La propuesta de candidatos ciudadanos independientes en el esquema actual no hace otra cosa que legitimar un sistema de elecciones viciado. Si tenemos en cuenta que fuera de las estructuras de los partidos y de los grupos de poder solamente una propuesta ‘libre’ resultó ganadora, en realidad es mayor el beneficio que recibió el sistema al refrescarse que aquello que en la realidad pueda resultar beneficioso para nuestra democracia.
La alternativa
Quien insista en que la única alternativa con que se cuenta para mejorar las condiciones actuales es elegir entre las opciones electorales que se nos presentan, está faltando a la verdad.
Ciertamente, una sociedad necesita de representantes y de administradores para la realización de ciertas funciones, pero ello no quiere decir que necesite de gobernantes, pues son figuras distintas. Para aspirar a un proceso democrático aceptable, las consultas deben ser realizadas a las mayorías.
Si en el país, para poder votar, basta con alcanzar una mayoría de edad, entendida ésta como la etapa en la que se cuenta con madurez suficiente para hacer pleno uso de nuestras facultades, así como de poder decidir sobre nosotros mismos y nuestros destinos, en realidad, no hay impedimento alguno para poder ser capaces de votar directamente las reformas de mayor trascendencia.

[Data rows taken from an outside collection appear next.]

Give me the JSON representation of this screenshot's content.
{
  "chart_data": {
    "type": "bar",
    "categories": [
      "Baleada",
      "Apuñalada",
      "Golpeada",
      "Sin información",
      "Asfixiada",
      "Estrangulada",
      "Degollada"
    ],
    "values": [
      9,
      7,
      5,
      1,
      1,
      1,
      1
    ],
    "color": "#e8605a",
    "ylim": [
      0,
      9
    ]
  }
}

Pero, como funciona el sistema ‘democrático’ mexicano, los partidos son responsables de formular las leyes que les rigen como instituciones. Por ridículo que parezca, siendo representantes de grupos de poder –no de nosotros–, son los únicos que deciden la forma en la que se asignan presupuestos, sueldos, derechos y hasta deciden qué sanciones imponerse a través del Congreso.

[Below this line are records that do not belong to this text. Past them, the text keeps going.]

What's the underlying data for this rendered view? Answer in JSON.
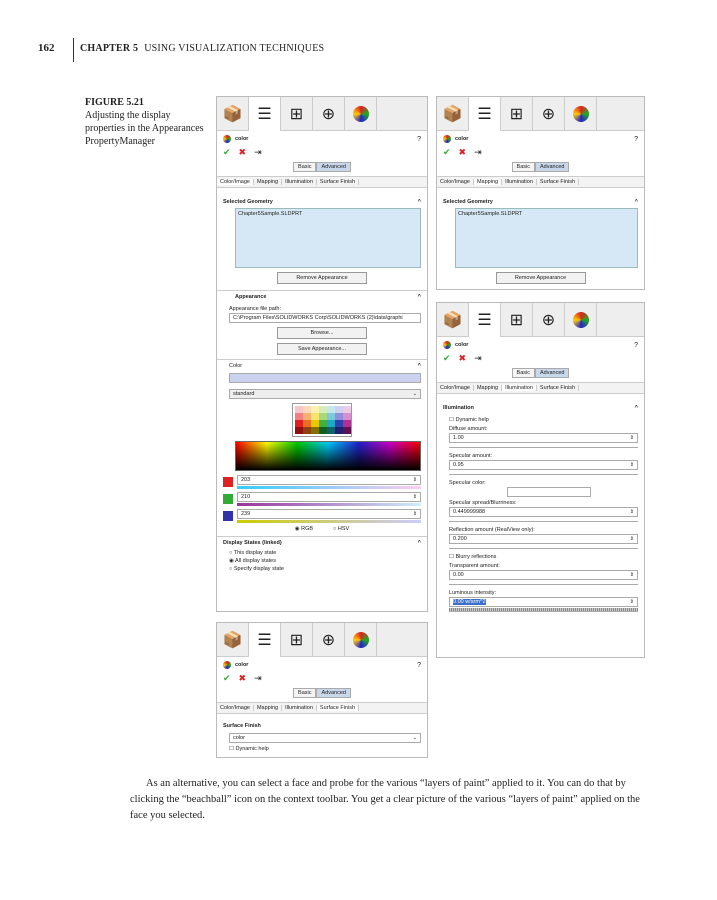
{
  "page": {
    "number": "162",
    "chapter": "CHAPTER 5",
    "chapter_title": "USING VISUALIZATION TECHNIQUES"
  },
  "figure": {
    "label": "FIGURE 5.21",
    "caption": "Adjusting the display properties in the Appearances PropertyManager"
  },
  "panel": {
    "title": "color",
    "help": "?",
    "basic": "Basic",
    "advanced": "Advanced",
    "subtabs": [
      "Color/Image",
      "Mapping",
      "Illumination",
      "Surface Finish"
    ],
    "selected_geometry": "Selected Geometry",
    "geometry_item": "Chapter5Sample.SLDPRT",
    "remove": "Remove Appearance"
  },
  "appearance": {
    "title": "Appearance",
    "path_label": "Appearance file path:",
    "path": "C:\\Program Files\\SOLIDWORKS Corp\\SOLIDWORKS (2)\\data\\graphi",
    "browse": "Browse...",
    "save": "Save Appearance..."
  },
  "color": {
    "title": "Color",
    "palette": "standard",
    "red": "203",
    "green": "210",
    "blue": "239",
    "rgb": "RGB",
    "hsv": "HSV",
    "mode": "RGB"
  },
  "display_states": {
    "title": "Display States (linked)",
    "options": [
      "This display state",
      "All display states",
      "Specify display state"
    ],
    "selected": "All display states"
  },
  "illumination": {
    "title": "Illumination",
    "dynamic_help": "Dynamic help",
    "diffuse_label": "Diffuse amount:",
    "diffuse": "1.00",
    "specular_label": "Specular amount:",
    "specular": "0.95",
    "specular_color": "Specular color:",
    "spread_label": "Specular spread/Blurriness:",
    "spread": "0.449999988",
    "reflection_label": "Reflection amount (RealView only):",
    "reflection": "0.200",
    "blurry": "Blurry reflections",
    "transparent_label": "Transparent amount:",
    "transparent": "0.00",
    "luminous_label": "Luminous intensity:",
    "luminous": "0.00 w/srm^2"
  },
  "surface_finish": {
    "title": "Surface Finish",
    "value": "color",
    "dynamic_help": "Dynamic help"
  },
  "body": "As an alternative, you can select a face and probe for the various “layers of paint” applied to it. You can do that by clicking the “beachball” icon on the context toolbar. You get a clear picture of the various “layers of paint” applied on the face you selected."
}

Así, los partidos, por más innecesarios que sean bajo su esquema actual, no desaparecerán mediante sufragio. Votar en la autodenominada democracia mexicana es aceitar un automóvil, viejo y descompuesto, con la esperanza de que éste vuele, cuando ello va contra su propia naturaleza. No hay forma de cambiar al sistema partidista que no sea mediante un giro radical en la estructura de poder en un periodo de tiempo muy corto… o resignarnos a que los más de 90 millones de mexicanos que viven en condiciones de pobreza y vulnerabilidad sigan padeciendo para beneficio de una muy pequeña minoría.